Sometimes people ask the wrong question when trying to determine how to act and sometimes they give the wrong answer in an attempt to justify their actions. Or sometimes they do both, as in the case of Richard Land of the Southern Baptist Convention's Ethics & Religious Liberty Commission. Land's group helped pay for a poll question to see what people thought of Christian involvement in politics, which he used to justify political activity. However, Land asked the wrong question and gave the wrong answer.

First, he asked the wrong question. The survey his organization helped pay for asked people to express their level of agreement or disagreement with the following statement: "I am concerned that at times Christians are too involved in politics." Land reported that most Americans disagreed with that statement, which he apparently thought justified the efforts of his organization. Land claimed they worded the question in such a way as to get the most negative responses (instead of asking about being involved in "public policy"). However, the real problem is not Christians being involved in politics--which we should be--but Christians being involved in partisan politics. We should be involved in society but not as partisan pawns. Thus, the wrong question was asked.

Second, he offered the wrong answer. Even if he had asked the right question and found that most people thought it was okay for Christians to be involved in partisan politics, that would not matter because right or wrong cannot be determined by a survey. Land is making the ad populum fallacy by claiming that since most people say it is okay then it must be.

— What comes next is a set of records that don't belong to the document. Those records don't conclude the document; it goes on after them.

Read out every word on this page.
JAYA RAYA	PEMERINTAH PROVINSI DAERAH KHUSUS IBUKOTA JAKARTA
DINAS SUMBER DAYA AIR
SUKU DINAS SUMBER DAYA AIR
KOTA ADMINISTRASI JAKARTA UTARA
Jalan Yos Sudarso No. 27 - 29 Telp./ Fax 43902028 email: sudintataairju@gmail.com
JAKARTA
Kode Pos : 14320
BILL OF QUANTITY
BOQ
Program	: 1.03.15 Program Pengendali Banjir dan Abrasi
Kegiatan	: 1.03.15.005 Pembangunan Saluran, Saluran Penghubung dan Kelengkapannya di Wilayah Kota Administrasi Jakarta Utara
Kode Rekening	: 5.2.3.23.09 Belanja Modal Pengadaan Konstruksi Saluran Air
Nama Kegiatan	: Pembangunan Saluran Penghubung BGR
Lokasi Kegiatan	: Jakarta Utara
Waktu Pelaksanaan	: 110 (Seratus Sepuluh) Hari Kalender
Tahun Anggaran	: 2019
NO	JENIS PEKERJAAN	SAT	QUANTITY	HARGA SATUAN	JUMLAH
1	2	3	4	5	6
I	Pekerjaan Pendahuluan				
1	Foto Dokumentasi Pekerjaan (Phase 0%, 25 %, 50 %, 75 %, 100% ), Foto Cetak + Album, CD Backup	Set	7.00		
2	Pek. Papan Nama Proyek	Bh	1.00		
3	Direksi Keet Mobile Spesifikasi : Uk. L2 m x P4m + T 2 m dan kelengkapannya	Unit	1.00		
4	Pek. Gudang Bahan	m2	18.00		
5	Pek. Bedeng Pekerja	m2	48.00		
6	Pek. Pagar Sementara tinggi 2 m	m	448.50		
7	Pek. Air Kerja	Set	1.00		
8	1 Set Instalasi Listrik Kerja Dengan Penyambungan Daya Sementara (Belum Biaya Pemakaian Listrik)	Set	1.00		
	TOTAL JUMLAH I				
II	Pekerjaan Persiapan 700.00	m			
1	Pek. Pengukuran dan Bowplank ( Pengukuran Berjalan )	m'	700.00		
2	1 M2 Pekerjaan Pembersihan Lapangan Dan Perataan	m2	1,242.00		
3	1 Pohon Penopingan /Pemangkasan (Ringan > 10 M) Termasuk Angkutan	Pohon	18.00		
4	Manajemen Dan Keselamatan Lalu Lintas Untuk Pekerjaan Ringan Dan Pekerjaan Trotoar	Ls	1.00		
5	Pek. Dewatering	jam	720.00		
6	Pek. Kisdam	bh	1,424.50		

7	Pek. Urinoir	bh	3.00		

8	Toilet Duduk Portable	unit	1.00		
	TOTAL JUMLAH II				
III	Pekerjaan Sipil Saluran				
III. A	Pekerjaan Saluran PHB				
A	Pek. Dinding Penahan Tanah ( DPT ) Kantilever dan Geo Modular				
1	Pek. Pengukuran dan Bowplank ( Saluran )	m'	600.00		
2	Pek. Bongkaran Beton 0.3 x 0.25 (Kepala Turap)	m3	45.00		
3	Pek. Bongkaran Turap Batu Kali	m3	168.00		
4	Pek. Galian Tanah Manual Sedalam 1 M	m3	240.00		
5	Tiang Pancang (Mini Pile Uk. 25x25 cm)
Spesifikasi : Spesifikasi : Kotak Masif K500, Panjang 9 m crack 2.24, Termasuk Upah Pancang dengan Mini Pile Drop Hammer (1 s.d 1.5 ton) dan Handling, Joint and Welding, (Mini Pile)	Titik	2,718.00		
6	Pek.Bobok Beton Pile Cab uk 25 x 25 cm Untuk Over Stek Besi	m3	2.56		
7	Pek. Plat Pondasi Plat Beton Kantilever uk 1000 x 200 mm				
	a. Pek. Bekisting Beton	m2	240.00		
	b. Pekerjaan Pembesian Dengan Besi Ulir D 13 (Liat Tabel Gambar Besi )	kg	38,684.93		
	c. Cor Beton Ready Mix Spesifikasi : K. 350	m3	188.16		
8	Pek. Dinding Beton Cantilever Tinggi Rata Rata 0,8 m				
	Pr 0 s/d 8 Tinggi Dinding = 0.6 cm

However, judging the proper level of political involvement by Christians should be determined based on principle, not polls.

Since Land asked the wrong question and gave the wrong answer, he did not actually prove anything (I wonder how much ministry money he dumped on commissioning that poll). It is time for serious reflection on how Christians should act in politics instead of licking a finger and holding it up to the wind to see what is right.